Southwark has record levels of diabetes despite major efforts in tackling obesity

Katherine Johnston (06 March, 2019)

'It is never too early to know your risk, so that you can make changes to prevent or delay it'

28261Diabetes UK helps fund research into both Type 1 and Type 2 diabetes.

The number of people living with diabetes in Southwark has risen to a record 16,720, new figures reveal.

According to data obtained by the charity Diabetes UK, the number of people diagnosed with diabetes in Southwark has continued to increase, with a rise from to 16,720 from 16,121 in the last year. However, this is less than a previous jump by 3,310 the year before.

6.2 per cent of Southwark’s population now has diabetes, with the vast majority having Type 2 diabetes, which accounts for around 90 per cent of diabetes cases in the UK.

Despite efforts to reduce high obesity rates, encourage healthy eating and more exercise, the number of people living with the condition has risen for another year in a row.

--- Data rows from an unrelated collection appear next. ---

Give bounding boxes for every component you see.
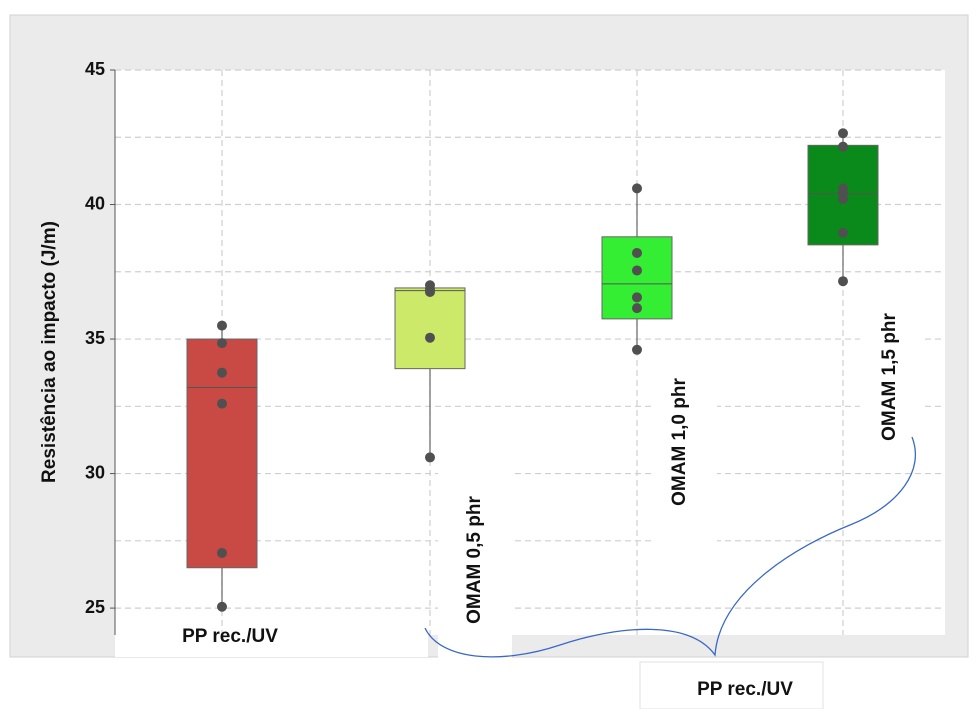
- data-point: [632, 247, 642, 258]
- data-point: [217, 338, 227, 349]
- data-point: [217, 398, 227, 409]
- data-point: [838, 194, 848, 205]
- y-tick-label: 25: [85, 597, 105, 617]
- label-bg: [115, 635, 428, 657]
- annotation: PP rec./UV: [697, 679, 793, 700]
- y-tick-label: 30: [85, 462, 105, 482]
- data-point: [632, 292, 642, 303]
- data-point: [632, 303, 642, 314]
- y-tick-label: 40: [85, 193, 105, 213]
- data-point: [838, 141, 848, 152]
- box: [394, 287, 466, 370]
- data-point: [425, 286, 435, 297]
- data-point: [838, 227, 848, 238]
- x-tick-label: PP rec./UV: [182, 626, 278, 647]
- brace: [424, 436, 917, 658]
- label-bg: [655, 348, 717, 543]
- data-point: [632, 265, 642, 276]
- data-point: [425, 452, 435, 463]
- data-point: [838, 128, 848, 139]
- y-tick-label: 45: [85, 59, 105, 79]
- label-bg: [860, 282, 922, 472]
- label-bg: [438, 458, 512, 660]
- data-point: [632, 344, 642, 355]
- data-point: [425, 332, 435, 343]
- data-point: [217, 601, 227, 612]
- data-point: [632, 183, 642, 194]
- y-axis-label: Resistência ao impacto (J/m): [39, 221, 60, 483]
- x-tick-label: OMAM 1,0 phr: [669, 378, 690, 506]
- annotation-box: [639, 661, 824, 709]
- data-point: [217, 367, 227, 378]
- data-point: [217, 547, 227, 558]
- x-tick-label: OMAM 1,5 phr: [879, 313, 900, 441]
- data-point: [838, 276, 848, 287]
- x-tick-label: OMAM 0,5 phr: [464, 496, 485, 624]
- data-point: [217, 320, 227, 331]
- y-tick-label: 35: [85, 328, 105, 348]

Whereas Type 1 diabetes is a condition some people are born with where they don’t produce enough insulin, the majority of Type 2 diabetes cases can be avoided through healthier lifestyles.

As the symptoms can be easy to miss in the early stages, many people are only diagnosed after already developing complications including kidney, eye and nerve problems.

Symptoms to look out for include going to the toilet a lot, feeling thirsty, feeling more tired than usual, and losing weight without trying.

Age, family history and ethnicity also play a part in the risk of developing the disease, with people with African-Caribbean, black African or south Asian heritage between two and four times more likely to develop Type 2 diabetes than white people.

Roz Rosenblatt, Diabetes UK’s head of London, said: “Thousands of Type 2 diabetes cases could be prevented if we help people understand their risk and how to reduce it.

“Even though the older people get, the more likely they are to have Type 2 diabetes, it is never too early to know your risk, so that you can make changes to prevent or delay it.

“The signs of Type 2 diabetes are often not obvious, that’s why spotting them early can be life-changing.

“Early diagnosis means that fewer people will experience diabetes-related complications such as sight loss, amputation, kidney failure, stroke and heart disease, because they could seek support to manage their condition effectively as soon as possible.”